Sunday, September 2, 2012

How Cheaters Prosper

Chicago 'Black Sox' playersIt happens a hundred times or more each baseball season. A player is thrown out on a close play at the plate, and immediately the manager comes boiling out of the dugout, charging onto the scene with cap pulled low on his forehead, his jaw jutting, and fury in his eyes. Then comes the emphatic gestures, the dust kicking, the words the TV networks carefully don't pick up delivered into the face of an umpire with spittle-flecked fury. Finally, with a last snarl and an over the shoulder look of disgust, the manager stalks off the field and play continues.

You see something similar in basketball, where players hurl themselves back from the slightest contact, sliding across the floor on the seat of their glossy shorts before springing to their feet, spreading their arms, and appealing to the gods against such gross injustice. When the theatrics don't generate the desired call, the player shakes his head, clearly saddened that the ref should be blind to something so obvious.

In both situations, players and coaches know well enough that they are probably in the wrong. The runner was out. The contact too light to deserve a foul. The umpire or referee got it right the first time. But being right is not the point. The point is to introduce the idea that the ref is not being fair; that he's calling things with a slant toward the other team.
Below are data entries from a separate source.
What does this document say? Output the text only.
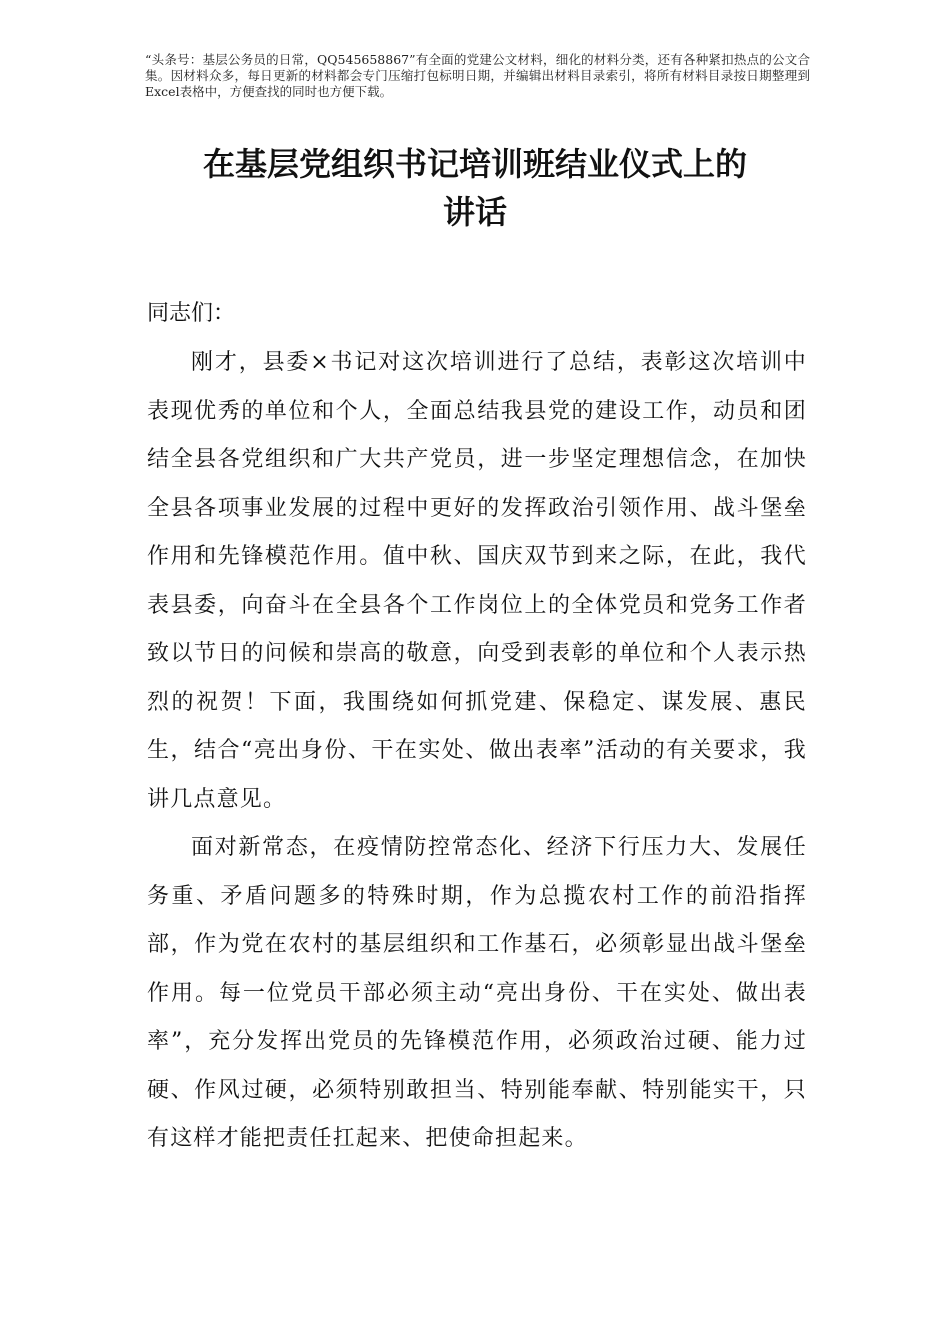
“头条号：基层公务员的日常，QQ545658867”有全面的党建公文材料，细化的材料分类，还有各种紧扣热点的公文合集。因材料众多，每日更新的材料都会专门压缩打包标明日期，并编辑出材料目录索引，将所有材料目录按日期整理到Excel表格中，方便查找的同时也方便下载。
在基层党组织书记培训班结业仪式上的
讲话
同志们：

刚才，县委×书记对这次培训进行了总结，表彰这次培训中表现优秀的单位和个人，全面总结我县党的建设工作，动员和团结全县各党组织和广大共产党员，进一步坚定理想信念，在加快全县各项事业发展的过程中更好的发挥政治引领作用、战斗堡垒作用和先锋模范作用。值中秋、国庆双节到来之际，在此，我代表县委，向奋斗在全县各个工作岗位上的全体党员和党务工作者致以节日的问候和崇高的敬意，向受到表彰的单位和个人表示热烈的祝贺！下面，我围绕如何抓党建、保稳定、谋发展、惠民生，结合“亮出身份、干在实处、做出表率”活动的有关要求，我讲几点意见。

面对新常态，在疫情防控常态化、经济下行压力大、发展任务重、矛盾问题多的特殊时期，作为总揽农村工作的前沿指挥部，作为党在农村的基层组织和工作基石，必须彰显出战斗堡垒作用。每一位党员干部必须主动“亮出身份、干在实处、做出表率”，充分发挥出党员的先锋模范作用，必须政治过硬、能力过硬、作风过硬，必须特别敢担当、特别能奉献、特别能实干，只有这样才能把责任扛起来、把使命担起来。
Do it well enough and often enough, and maybe the fans in the stands will start to mumble on the next call. Maybe the ump will let one slide your way that's really not deserved. Maybe your man will get the call on a below the knees strike. Maybe the ref will let you have an extra step (or three) when approaching the basket. You know, so he looks fair.

The problem is that this idea of fair, the idea of giving one side an extra nudge just to keep the game balanced, isn't really fair at all. It may be exciting, it may keep the fans in their seats for another inning, but it's really a complete rejection of fairness. It's sacrificing the integrity of the game for the illusion of fairness. It's admitting that the rules of the game are less important than the take from the turnstiles.

Which is exactly what the Republicans want from politics.